Yazar makalesinin girişinde Ayşe Hür’ün Radikal’de peş peş yayınladığı „Hele kurulsun Ermenistan, Kürtlerden tek kişi kalmaz!“, 1915’te Kürtlerin rolü neydi? Ve İttihat ve Terakki’nin Kürd politikaları” adlı makalelerin yayınlandığı tarihleri vererek eleştirme intibahısını veriyor.
Sayın Alişan Akpınar makalesine başlarken “Ayşe Hür, Kürt-Ermeni ilişkileri üzerine üst üste üç yazı kaleme aldı” diyor. Bir kere bu giriş dahi yanlış ifade edilmiştir. Ayşe Hür’ün derdi “Kürd-Emeni İlişkileri” değildir. Kürd-Ermeni ilişkileri olumlu ve olumsuzluklarıyla binlerce yıla dayanan bir ilişkidir.. Bu ilişkiyi kavramak ve araştırmak Ayşe Hür gibilerini çok çok aşar.. Ayşe Hür’ün amacı Ermeni Soykırımına Kürdleri ortak etmektir. Kürdlerden gelen haklı tepkilerden dolayı Ayşe Hür her zaman olduğu gibi çark eder ve başka şeyler söylemeye çalışır. Ayşe Hür yıllardan beri yazdığı makalelerde sürekli olarak Kürd tarihini çarpıtan, başkalarına mal eden, Kürdleri bölmeye çalışan ve Ermeni katliamlarını Kürdlere mal eden bir insandır.( https://www.newroz.com/tr/politics/352062/say-n-ay-e-h-r-n-malazgirt-sava-ve-k-rd-tarihine-li-kin-arp-tmalar-1 )
Fakat, sayın Akpınar yazının hemen girişinde Ayşe Hür’ün neye hizmet ettiği aşikar olan yazılarını eleştiren Kürdlere “Birkaç karşıt yazı ve sanal alemdeki ölçüsüz bazı tepkiler dışında pek bir şey çıkmadı.” diyor.
Aslında sayın Akpınar’ın “ölçüsüz” dediği Kürdlerin sayesinde Ayşe Hür’ün yazılarını zorla Kürd kitlelerine empoze eden Kürd basını ihtiyatlı davranmaya başladı ve sınır koydular. Bazılarıda onun yazılarını yayınlamadan önce okumaya başladılar.

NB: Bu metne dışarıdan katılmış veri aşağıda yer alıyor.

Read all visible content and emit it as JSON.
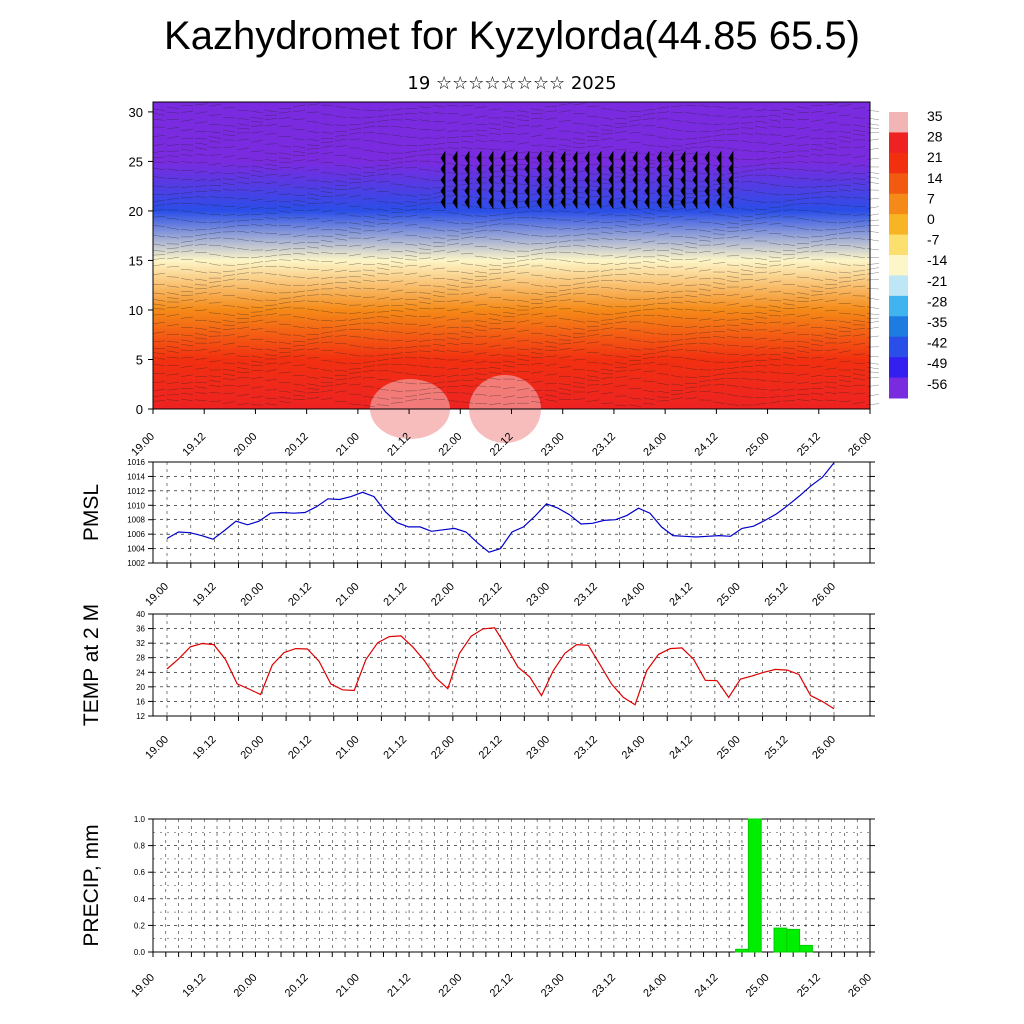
{
  "page": {
    "title": "Kazhydromet for Kyzylorda(44.85 65.5)",
    "subtitle": "19 ☆☆☆☆☆☆☆☆ 2025"
  },
  "colors": {
    "pmsl_line": "#0000cc",
    "temp_line": "#dd0000",
    "precip_bar": "#00ee00",
    "grid": "#000000"
  },
  "chart_data": [
    {
      "id": "cross_section",
      "type": "heatmap",
      "title": "",
      "xlabel": "",
      "ylabel": "",
      "x_ticks": [
        "19.00",
        "19.12",
        "20.00",
        "20.12",
        "21.00",
        "21.12",
        "22.00",
        "22.12",
        "23.00",
        "23.12",
        "24.00",
        "24.12",
        "25.00",
        "25.12",
        "26.00"
      ],
      "y_ticks": [
        0,
        5,
        10,
        15,
        20,
        25,
        30
      ],
      "ylim": [
        0,
        31
      ],
      "colorbar": {
        "labels": [
          "35",
          "28",
          "21",
          "14",
          "7",
          "0",
          "-7",
          "-14",
          "-21",
          "-28",
          "-35",
          "-42",
          "-49",
          "-56"
        ],
        "colors": [
          "#f2b5b5",
          "#ee2222",
          "#f23010",
          "#f25a10",
          "#f58a18",
          "#f7b424",
          "#fbe070",
          "#fdf6c8",
          "#bfe6f5",
          "#3fb4ee",
          "#1e7be0",
          "#2a4ee8",
          "#3320f0",
          "#7a2be0"
        ]
      },
      "contour_layers": [
        {
          "altitude": 0,
          "temperature": 30
        },
        {
          "altitude": 5,
          "temperature": 20
        },
        {
          "altitude": 10,
          "temperature": 5
        },
        {
          "altitude": 15,
          "temperature": -12
        },
        {
          "altitude": 20,
          "temperature": -40
        },
        {
          "altitude": 25,
          "temperature": -58
        },
        {
          "altitude": 30,
          "temperature": -56
        }
      ]
    },
    {
      "id": "pmsl",
      "type": "line",
      "ylabel": "PMSL",
      "x_ticks": [
        "19.00",
        "19.12",
        "20.00",
        "20.12",
        "21.00",
        "21.12",
        "22.00",
        "22.12",
        "23.00",
        "23.12",
        "24.00",
        "24.12",
        "25.00",
        "25.12",
        "26.00"
      ],
      "y_ticks": [
        1002,
        1004,
        1006,
        1008,
        1010,
        1012,
        1014,
        1016
      ],
      "ylim": [
        1002,
        1016
      ],
      "series": [
        {
          "values": [
            1005.4,
            1006.3,
            1006.2,
            1005.8,
            1005.3,
            1006.5,
            1007.8,
            1007.3,
            1007.8,
            1008.9,
            1009.0,
            1008.9,
            1009.0,
            1009.8,
            1010.9,
            1010.8,
            1011.2,
            1011.8,
            1011.2,
            1009.1,
            1007.6,
            1007.0,
            1007.0,
            1006.4,
            1006.6,
            1006.8,
            1006.3,
            1004.8,
            1003.5,
            1004.0,
            1006.3,
            1007.0,
            1008.5,
            1010.2,
            1009.6,
            1008.7,
            1007.4,
            1007.5,
            1007.9,
            1008.0,
            1008.6,
            1009.6,
            1008.9,
            1007.0,
            1005.8,
            1005.7,
            1005.6,
            1005.7,
            1005.8,
            1005.7,
            1006.8,
            1007.1,
            1007.9,
            1008.8,
            1010.0,
            1011.3,
            1012.7,
            1013.9,
            1015.9
          ]
        }
      ]
    },
    {
      "id": "temp2m",
      "type": "line",
      "ylabel": "TEMP at 2 M",
      "x_ticks": [
        "19.00",
        "19.12",
        "20.00",
        "20.12",
        "21.00",
        "21.12",
        "22.00",
        "22.12",
        "23.00",
        "23.12",
        "24.00",
        "24.12",
        "25.00",
        "25.12",
        "26.00"
      ],
      "y_ticks": [
        12,
        16,
        20,
        24,
        28,
        32,
        36,
        40
      ],
      "ylim": [
        12,
        40
      ],
      "series": [
        {
          "values": [
            24.9,
            27.7,
            31.0,
            31.9,
            31.6,
            27.5,
            20.8,
            19.4,
            17.9,
            26.0,
            29.4,
            30.5,
            30.4,
            27.0,
            20.8,
            19.2,
            19.0,
            27.5,
            32.1,
            33.8,
            34.0,
            31.0,
            27.2,
            22.4,
            19.5,
            29.2,
            33.9,
            35.9,
            36.2,
            30.9,
            25.4,
            22.7,
            17.6,
            24.4,
            29.2,
            31.6,
            31.4,
            26.1,
            20.7,
            17.1,
            15.1,
            24.5,
            28.9,
            30.5,
            30.7,
            27.6,
            21.8,
            21.7,
            17.1,
            22.1,
            23.0,
            24.0,
            24.8,
            24.6,
            23.4,
            17.6,
            16.0,
            14.0
          ]
        }
      ]
    },
    {
      "id": "precip",
      "type": "bar",
      "ylabel": "PRECIP, mm",
      "x_ticks": [
        "19.00",
        "19.12",
        "20.00",
        "20.12",
        "21.00",
        "21.12",
        "22.00",
        "22.12",
        "23.00",
        "23.12",
        "24.00",
        "24.12",
        "25.00",
        "25.12",
        "26.00"
      ],
      "y_ticks": [
        "0.0",
        "0.2",
        "0.4",
        "0.6",
        "0.8",
        "1.0"
      ],
      "ylim": [
        0,
        1.0
      ],
      "bars": [
        {
          "time": 5.75,
          "value": 0.02
        },
        {
          "time": 5.875,
          "value": 1.0
        },
        {
          "time": 6.125,
          "value": 0.18
        },
        {
          "time": 6.25,
          "value": 0.17
        },
        {
          "time": 6.375,
          "value": 0.05
        }
      ]
    }
  ]
}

Sayın Akpınar “Bu katliamları Kürtler, Türkler, Arnavutlar veya Çerkezler yaptı demek, maksatlı ve milliyetçi tarihçileri bir yana bırakırsak en hafif tabiriyle yapılabilecek en kötü tarih okumasıdır. Tehcir ve katliamlar 1914- 1915 koşullarında bizzat dönemin Osmanlı Devleti ve hükümeti tarafından “özenle” planlanmıştır.” diyor.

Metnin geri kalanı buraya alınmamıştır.